Last week, Serena Williams made headlines with a new Rolling Stone profile, and not in the way she intended, when she commented on the Steubenville rape case. “I’m not blaming the girl, but if you’re a 16-year-old and you’re drunk like that, your parents should teach you: Don’t take drinks from other people,” Williams told the magazine. “She’s 16, why was she that drunk where she doesn’t remember?” Williams said in the profile. “It could have been much worse. She’s lucky.”

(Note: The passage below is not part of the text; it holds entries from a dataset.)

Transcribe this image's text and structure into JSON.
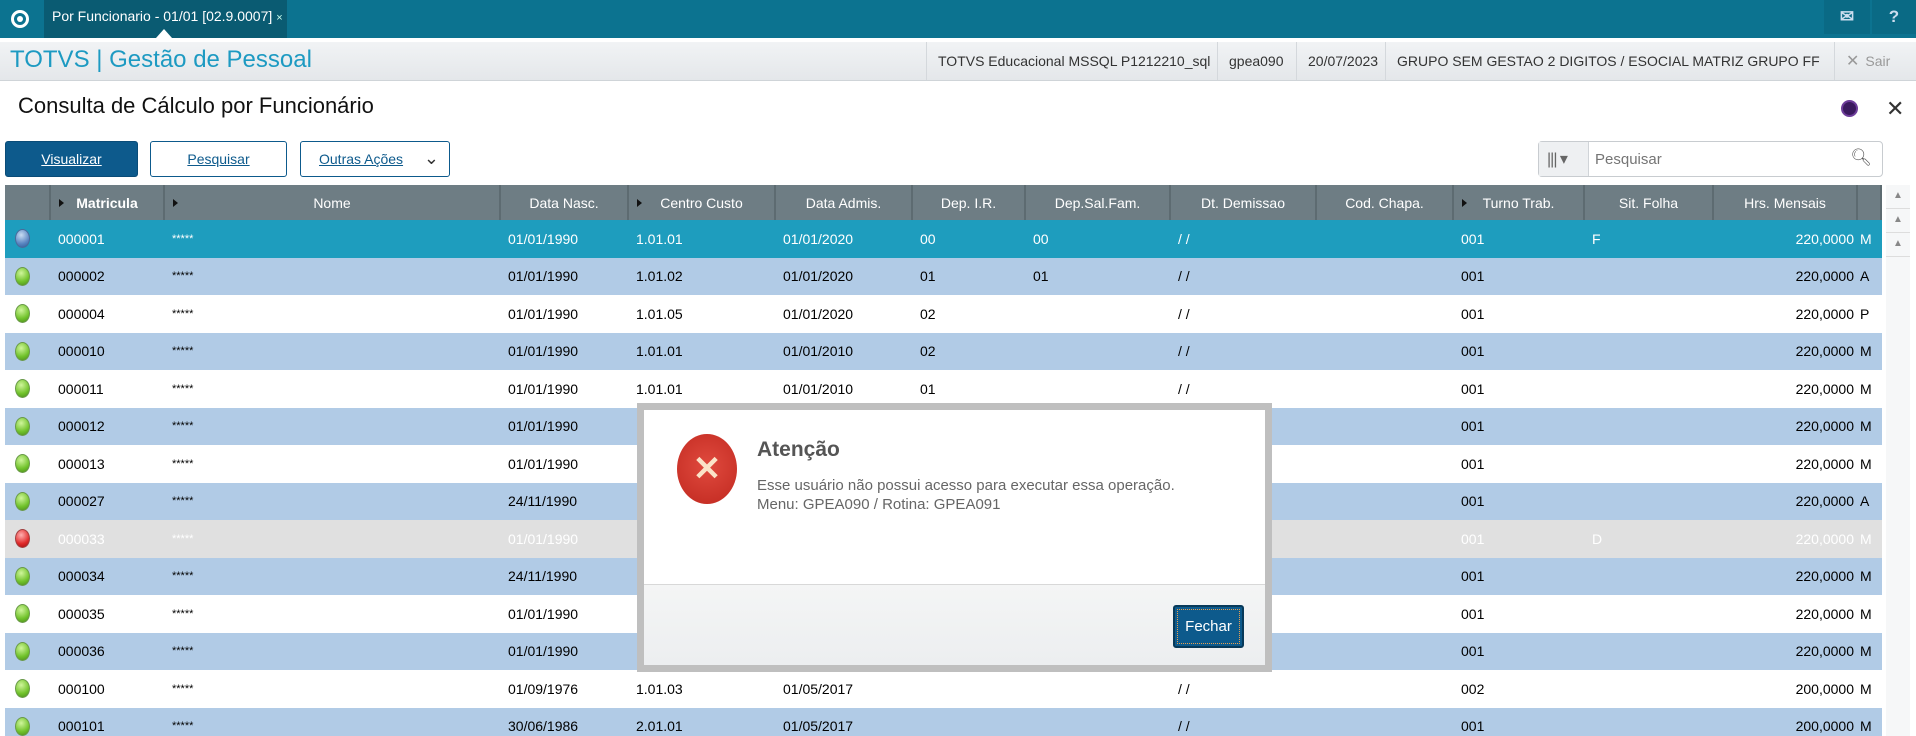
{
  "topbar": {
    "tab_label": "Por Funcionario - 01/01 [02.9.0007]",
    "tab_close": "×",
    "mail_icon": "mail-icon",
    "help_icon": "help-icon"
  },
  "header": {
    "app_title": "TOTVS | Gestão de Pessoal",
    "environment": "TOTVS Educacional MSSQL P1212210_sql",
    "routine": "gpea090",
    "date": "20/07/2023",
    "company": "GRUPO SEM GESTAO 2 DIGITOS / ESOCIAL MATRIZ GRUPO FF",
    "exit_label": "Sair"
  },
  "page": {
    "title": "Consulta de Cálculo por Funcionário"
  },
  "toolbar": {
    "visualizar": "Visualizar",
    "pesquisar": "Pesquisar",
    "outras_acoes": "Outras Ações",
    "search_placeholder": "Pesquisar"
  },
  "grid": {
    "columns": [
      "",
      "Matricula",
      "Nome",
      "Data Nasc.",
      "Centro Custo",
      "Data Admis.",
      "Dep. I.R.",
      "Dep.Sal.Fam.",
      "Dt. Demissao",
      "Cod. Chapa.",
      "Turno Trab.",
      "Sit. Folha",
      "Hrs. Mensais",
      ""
    ],
    "rows": [
      {
        "status": "blue",
        "selected": true,
        "cells": [
          "",
          "000001",
          "*****",
          "01/01/1990",
          "1.01.01",
          "01/01/2020",
          "00",
          "00",
          " / /",
          "",
          "001",
          "F",
          "220,0000",
          "M"
        ]
      },
      {
        "status": "green",
        "cells": [
          "",
          "000002",
          "*****",
          "01/01/1990",
          "1.01.02",
          "01/01/2020",
          "01",
          "01",
          " / /",
          "",
          "001",
          "",
          "220,0000",
          "A"
        ]
      },
      {
        "status": "green",
        "cells": [
          "",
          "000004",
          "*****",
          "01/01/1990",
          "1.01.05",
          "01/01/2020",
          "02",
          "",
          " / /",
          "",
          "001",
          "",
          "220,0000",
          "P"
        ]
      },
      {
        "status": "green",
        "cells": [
          "",
          "000010",
          "*****",
          "01/01/1990",
          "1.01.01",
          "01/01/2010",
          "02",
          "",
          " / /",
          "",
          "001",
          "",
          "220,0000",
          "M"
        ]
      },
      {
        "status": "green",
        "cells": [
          "",
          "000011",
          "*****",
          "01/01/1990",
          "1.01.01",
          "01/01/2010",
          "01",
          "",
          " / /",
          "",
          "001",
          "",
          "220,0000",
          "M"
        ]
      },
      {
        "status": "green",
        "cells": [
          "",
          "000012",
          "*****",
          "01/01/1990",
          "",
          "",
          "",
          "",
          "",
          "",
          "001",
          "",
          "220,0000",
          "M"
        ]
      },
      {
        "status": "green",
        "cells": [
          "",
          "000013",
          "*****",
          "01/01/1990",
          "",
          "",
          "",
          "",
          "",
          "",
          "001",
          "",
          "220,0000",
          "M"
        ]
      },
      {
        "status": "green",
        "cells": [
          "",
          "000027",
          "*****",
          "24/11/1990",
          "",
          "",
          "",
          "",
          "",
          "",
          "001",
          "",
          "220,0000",
          "A"
        ]
      },
      {
        "status": "red",
        "disabled": true,
        "cells": [
          "",
          "000033",
          "*****",
          "01/01/1990",
          "",
          "",
          "",
          "",
          "",
          "",
          "001",
          "D",
          "220,0000",
          "M"
        ]
      },
      {
        "status": "green",
        "cells": [
          "",
          "000034",
          "*****",
          "24/11/1990",
          "",
          "",
          "",
          "",
          "",
          "",
          "001",
          "",
          "220,0000",
          "M"
        ]
      },
      {
        "status": "green",
        "cells": [
          "",
          "000035",
          "*****",
          "01/01/1990",
          "",
          "",
          "",
          "",
          "",
          "",
          "001",
          "",
          "220,0000",
          "M"
        ]
      },
      {
        "status": "green",
        "cells": [
          "",
          "000036",
          "*****",
          "01/01/1990",
          "",
          "",
          "",
          "",
          "",
          "",
          "001",
          "",
          "220,0000",
          "M"
        ]
      },
      {
        "status": "green",
        "cells": [
          "",
          "000100",
          "*****",
          "01/09/1976",
          "1.01.03",
          "01/05/2017",
          "",
          "",
          " / /",
          "",
          "002",
          "",
          "200,0000",
          "M"
        ]
      },
      {
        "status": "green",
        "cells": [
          "",
          "000101",
          "*****",
          "30/06/1986",
          "2.01.01",
          "01/05/2017",
          "",
          "",
          " / /",
          "",
          "001",
          "",
          "200,0000",
          "M"
        ]
      }
    ]
  },
  "dialog": {
    "title": "Atenção",
    "message_line1": "Esse usuário não possui acesso para executar essa operação.",
    "message_line2": "Menu: GPEA090 / Rotina: GPEA091",
    "close_label": "Fechar",
    "icon": "error-x-icon"
  },
  "colors": {
    "topbar": "#0c7390",
    "selected_row": "#1e9dbe",
    "alt_row": "#b1cbe6",
    "primary_button": "#0d5a8c",
    "app_title": "#1d9ac2"
  }
}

The comments were deeply disappointing and hypocritical coming from Williams, who runs a foundation that is supposed to help and support victims of violent crimes. And her original apology, in which she defended her credentials fighting for women’s rights and apologized for “what was written” and what she “supposedly said,” trying to deflect blame rather than accept responsibility, wasn’t much better. But Williams apologized again in a statement on her web site Monday. Unlike her first statement, Williams finally got her expression of regret right:
“I am deeply sorry for my insensitive and misinformed comments. It was not my intention to cause the victim and her family any additional pain. But I did, and I am sorry. I am grateful to them for the opportunity to personally apologize, and I am humbled by their strength, grace, and forgiveness.
“I also want to extend an apology to the millions of sexual assault victims in America whose pain could have been compounded by my inappropriate remarks. Rape and all forms of sexual assault are completely unacceptable, no matter the circumstances. Sexual assault perpetrated against women and men is never acceptable and *never* the fault of the victim.”

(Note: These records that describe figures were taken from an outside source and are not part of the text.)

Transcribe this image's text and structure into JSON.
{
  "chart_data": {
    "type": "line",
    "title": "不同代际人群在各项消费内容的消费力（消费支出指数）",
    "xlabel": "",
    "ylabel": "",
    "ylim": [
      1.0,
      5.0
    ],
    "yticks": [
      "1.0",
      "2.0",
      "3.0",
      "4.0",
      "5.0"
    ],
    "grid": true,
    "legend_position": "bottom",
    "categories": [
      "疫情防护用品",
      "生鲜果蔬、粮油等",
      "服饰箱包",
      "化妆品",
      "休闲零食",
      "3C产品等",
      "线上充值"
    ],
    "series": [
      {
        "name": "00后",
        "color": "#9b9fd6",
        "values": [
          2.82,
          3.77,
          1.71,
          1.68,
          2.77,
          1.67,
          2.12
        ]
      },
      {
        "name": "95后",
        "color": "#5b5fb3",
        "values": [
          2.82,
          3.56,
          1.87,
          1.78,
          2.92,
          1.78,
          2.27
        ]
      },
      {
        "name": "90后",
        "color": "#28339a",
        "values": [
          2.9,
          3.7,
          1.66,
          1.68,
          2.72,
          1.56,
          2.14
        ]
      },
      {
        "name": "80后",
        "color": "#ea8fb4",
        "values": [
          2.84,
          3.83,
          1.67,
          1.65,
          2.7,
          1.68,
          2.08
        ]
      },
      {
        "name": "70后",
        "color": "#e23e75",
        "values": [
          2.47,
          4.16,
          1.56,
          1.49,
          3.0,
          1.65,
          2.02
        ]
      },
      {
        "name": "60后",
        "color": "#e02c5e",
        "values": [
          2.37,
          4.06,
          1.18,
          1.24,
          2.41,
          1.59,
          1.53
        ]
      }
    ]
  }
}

That sort of apology the first time around — or better yet, these comments when she originally saw the Steubenville case in the news — would have sent a strong message to victims of sexual assault that they weren’t to blame and that they could come forward, as the Steubenville victim did, without shame. That’s an important message to hear from a prominent female athlete like Williams, who added at her pre-Wimbledon press conference that she has spoken to the Steubenville victim and that they “came to a wonderful understanding, and we’re constantly in contact.” If that’s the case, hopefully owning her words will help Williams salvage at least some good from comments she never should have made in the first place.